Konflikt im Südsudan: Blut am Hut
Gewaltsame Auseinandersetzungen in der Hauptstadt Juba weiten sich auf die größte Provinz Jonglei aus. Der Südsudan bleibt politisch instabil.
KAMPALA/LONDON ap | Die Gefechte im Südsudan weiten sich offenbar zu einer landesweiten Krise aus. Soldaten in der Region Jonglei hätten sich in der Nacht zum Mittwoch Kämpfe geliefert, sagte der UN-Militärsprecher Philip Aguer der Nachrichtenagentur AP. Zahlreiche Offiziere seien dort desertiert, teilten BeobachterInnen mit. Laut der UN sind seit Sonntag dort 500 KämpferInnen dem Konflikt zum Opfer gefallen. Spekuliert wird, ob sich der Konflikt an einem Putschversuch entfacht hat.
In dem Konflikt stehen sich SoldatInnen von der größten Volksgruppe der Dinka - der Präsident Salva Kiir angehört - und Kämpfer des Nuer-Clans von Ex-Vizepräsident Riek Machar gegenüber. Die Regierung wirft Machar vor, ihn Anfang der Woche gestürzt haben zu wollen. Als Reaktion ließ die Regierung zehn bedeutende PolitikerInnen festnehmen. Außenminister Barnaba Marial Benjamin teilte mit, Machar sei vermutlich aus der Hauptstadt geflohen.
Militärsprecher Aguer versuchte, Berichte über Deserteure zu prüfen. Casie Copland, Südsudan-Expertin des Forschungsinstituts International Crisis Group, sagte, Offiziere aus Machars ethnischer Gruppe der Nuer seien in Jonglei desertiert. Die Krise sei nicht mehr auf Juba beschränkt, erklärte sie.
Großbritannien reagierte auf die Unruhen und kündigte an, Teile seines diplomatischen Personals aus dem Land abziehen zu wollen.

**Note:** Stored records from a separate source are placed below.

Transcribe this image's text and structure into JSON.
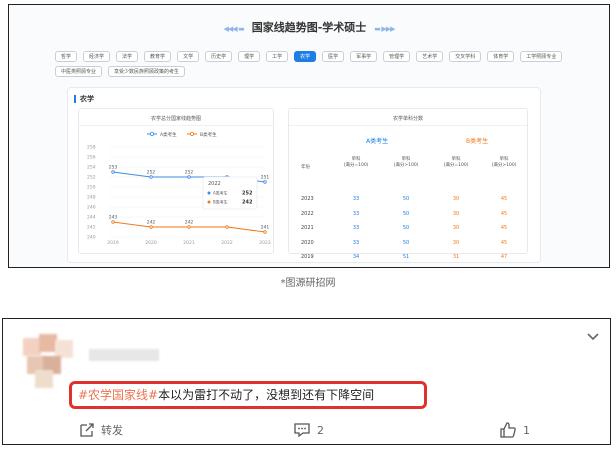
{
  "panel": {
    "title": "国家线趋势图-学术硕士",
    "tabs": [
      "哲学",
      "经济学",
      "法学",
      "教育学",
      "文学",
      "历史学",
      "理学",
      "工学",
      "农学",
      "医学",
      "军事学",
      "管理学",
      "艺术学",
      "交叉学科",
      "体育学",
      "工学照顾专业",
      "中医类照顾专业",
      "享受少数民族照顾政策的考生"
    ],
    "active_tab": "农学",
    "section_title": "农学",
    "chart_title": "农学总分国家线趋势图",
    "table_title": "农学单科分数",
    "table": {
      "a_label": "A类考生",
      "b_label": "B类考生",
      "head_year": "年份",
      "head_cols": [
        "单科\n(满分=100)",
        "单科\n(满分>100)",
        "单科\n(满分=100)",
        "单科\n(满分>100)"
      ],
      "rows": [
        {
          "year": "2023",
          "a1": "33",
          "a2": "50",
          "b1": "30",
          "b2": "45"
        },
        {
          "year": "2022",
          "a1": "33",
          "a2": "50",
          "b1": "30",
          "b2": "45"
        },
        {
          "year": "2021",
          "a1": "33",
          "a2": "50",
          "b1": "30",
          "b2": "45"
        },
        {
          "year": "2020",
          "a1": "33",
          "a2": "50",
          "b1": "30",
          "b2": "45"
        },
        {
          "year": "2019",
          "a1": "34",
          "a2": "51",
          "b1": "31",
          "b2": "47"
        }
      ]
    }
  },
  "chart_data": {
    "type": "line",
    "title": "农学总分国家线趋势图",
    "x": [
      "2019",
      "2020",
      "2021",
      "2022",
      "2023"
    ],
    "series": [
      {
        "name": "A类考生",
        "values": [
          253,
          252,
          252,
          252,
          251
        ],
        "color": "#3a8ee6"
      },
      {
        "name": "B类考生",
        "values": [
          243,
          242,
          242,
          242,
          241
        ],
        "color": "#f07a18"
      }
    ],
    "y_ticks": [
      "258",
      "256",
      "254",
      "252",
      "250",
      "248",
      "246",
      "244",
      "242",
      "240"
    ],
    "ylim": [
      240,
      258
    ],
    "legend": "top-center",
    "grid": true,
    "tooltip": {
      "year": "2022",
      "a_label": "A类考生",
      "a_value": "252",
      "b_label": "B类考生",
      "b_value": "242"
    }
  },
  "caption": "*图源研招网",
  "comment": {
    "hashtag": "#农学国家线#",
    "text": "本以为雷打不动了，没想到还有下降空间",
    "actions": {
      "repost_label": "转发",
      "comment_count": "2",
      "like_count": "1"
    }
  },
  "colors": {
    "accent": "#1f7de6",
    "orange": "#f07a18",
    "highlight": "#e0322c"
  }
}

Die Botschaft selbst bleibe aber geöffnet, teilte das Außenministerium in London mit. Am Dienstag hatte bereits die Vertretung der USA ihre Arbeit ausgesetzt und US-Bürger in dem Land zur unverzüglichen Ausreise aufgerufen.
Die UN erklärt, die Konfliktlinien verliefen offenbar entlang ethnischer Gruppen. Inzwischen seien rund 500 Menschen getötet worden, bis zu 20.000 Menschen hätten in der UN-Zentrale in Juba Zuflucht gesucht, sagte der französische UN-Botschafter Gérard Araud im Sicherheitsrat. UN-Generalsekretär Ban Ki-Moon rief die Konfliktparteien zu einem sofortigen Ende der Gewalt auf. Zivilisten sind bei den Kämpfen nach Einschätzung der UN bislang nicht ins Visier geraten.
Ob es sich bei den Gewaltausbrüchen dieser Woche tatsächlich um einen Putschversuch handelt, sei unklar, sagte die Forscherin Copeland. Politische Spannungen gibt es jedoch schon seit Juli, als Kiir seinen Vizepräsidenten Machar entließ. Machar übte offen Kritik am Staatschef, nannte ihn einen Alleinherrscher und kündigte eine Kandidatur bei der Präsidentenwahl 2015 an.